Au Cameroun, l’opposant Maurice Kamto et quelque 150 militants de son parti croupissent en prison depuis quatre mois sans que la société civile s’en indigne vraiment. Au Bénin, elle n’a pas su peser dans l’issue des législatives d’avril. Même constat d’impuissance au Togo, où la société civile peine aussi à se faire entendre… alors qu’en Algérie et au Soudan elle a enregistré des succès récents avec l’éviction de régimes que l’on croyait indéboulonnables.
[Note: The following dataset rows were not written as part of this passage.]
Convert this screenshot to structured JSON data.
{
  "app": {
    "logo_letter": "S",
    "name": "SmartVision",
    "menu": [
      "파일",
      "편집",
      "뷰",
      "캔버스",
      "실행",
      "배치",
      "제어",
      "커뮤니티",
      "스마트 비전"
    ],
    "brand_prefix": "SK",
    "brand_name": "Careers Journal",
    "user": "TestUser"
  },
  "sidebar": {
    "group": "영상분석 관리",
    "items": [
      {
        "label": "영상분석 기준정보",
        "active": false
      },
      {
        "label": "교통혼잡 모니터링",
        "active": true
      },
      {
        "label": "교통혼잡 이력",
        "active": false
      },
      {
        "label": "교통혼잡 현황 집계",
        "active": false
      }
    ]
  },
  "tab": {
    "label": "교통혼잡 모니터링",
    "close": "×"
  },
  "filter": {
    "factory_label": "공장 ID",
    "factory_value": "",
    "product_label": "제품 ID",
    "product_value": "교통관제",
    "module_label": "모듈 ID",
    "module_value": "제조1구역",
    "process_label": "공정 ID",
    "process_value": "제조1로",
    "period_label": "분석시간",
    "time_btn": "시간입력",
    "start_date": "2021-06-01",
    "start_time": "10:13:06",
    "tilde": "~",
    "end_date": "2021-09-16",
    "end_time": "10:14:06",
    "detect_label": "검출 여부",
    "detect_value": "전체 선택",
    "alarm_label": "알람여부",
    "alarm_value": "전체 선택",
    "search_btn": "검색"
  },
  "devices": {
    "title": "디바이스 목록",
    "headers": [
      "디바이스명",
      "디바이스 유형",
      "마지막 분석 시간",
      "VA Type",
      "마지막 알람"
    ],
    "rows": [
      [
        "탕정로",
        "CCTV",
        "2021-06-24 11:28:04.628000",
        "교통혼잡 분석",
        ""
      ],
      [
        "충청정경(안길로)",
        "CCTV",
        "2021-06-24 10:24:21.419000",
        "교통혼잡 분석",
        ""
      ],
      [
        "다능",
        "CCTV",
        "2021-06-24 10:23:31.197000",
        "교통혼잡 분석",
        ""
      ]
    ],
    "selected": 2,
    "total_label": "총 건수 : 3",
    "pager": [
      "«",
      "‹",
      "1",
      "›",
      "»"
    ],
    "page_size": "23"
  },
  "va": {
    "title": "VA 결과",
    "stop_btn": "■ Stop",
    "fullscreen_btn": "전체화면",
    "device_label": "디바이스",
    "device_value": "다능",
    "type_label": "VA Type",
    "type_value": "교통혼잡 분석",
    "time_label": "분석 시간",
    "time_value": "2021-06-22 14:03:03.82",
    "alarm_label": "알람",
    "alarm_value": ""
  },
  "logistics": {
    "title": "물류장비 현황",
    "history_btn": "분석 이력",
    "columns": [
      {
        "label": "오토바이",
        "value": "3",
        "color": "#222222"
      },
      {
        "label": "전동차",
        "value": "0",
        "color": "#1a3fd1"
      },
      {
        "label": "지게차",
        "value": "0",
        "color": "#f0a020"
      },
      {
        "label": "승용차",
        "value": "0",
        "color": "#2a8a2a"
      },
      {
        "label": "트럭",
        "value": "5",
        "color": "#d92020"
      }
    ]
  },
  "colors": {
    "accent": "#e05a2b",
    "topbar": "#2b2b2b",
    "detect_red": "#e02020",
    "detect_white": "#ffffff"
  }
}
Une crédibilité écornée des sociétés civiles
Tout se passe comme si les sociétés civiles d’Afrique subsaharienne étaient à court d’inspiration, épuisées par les nombreux obstacles disposés par les pouvoirs publics pour les empêcher d’accéder à leurs idéaux : une société ouverte et juste, un État bien gouverné… Évoquant les ingrédients d’une révolution réussie, l’analyste politique Gilles Yabi cite la détermination collective, la coordination et l’identification des mouvements de la société civile, et enfin l’intervention limitée des forces de sécurité. Il faut bien ajouter, en ce qui concerne la société civile, la crédibilité de ses leaders.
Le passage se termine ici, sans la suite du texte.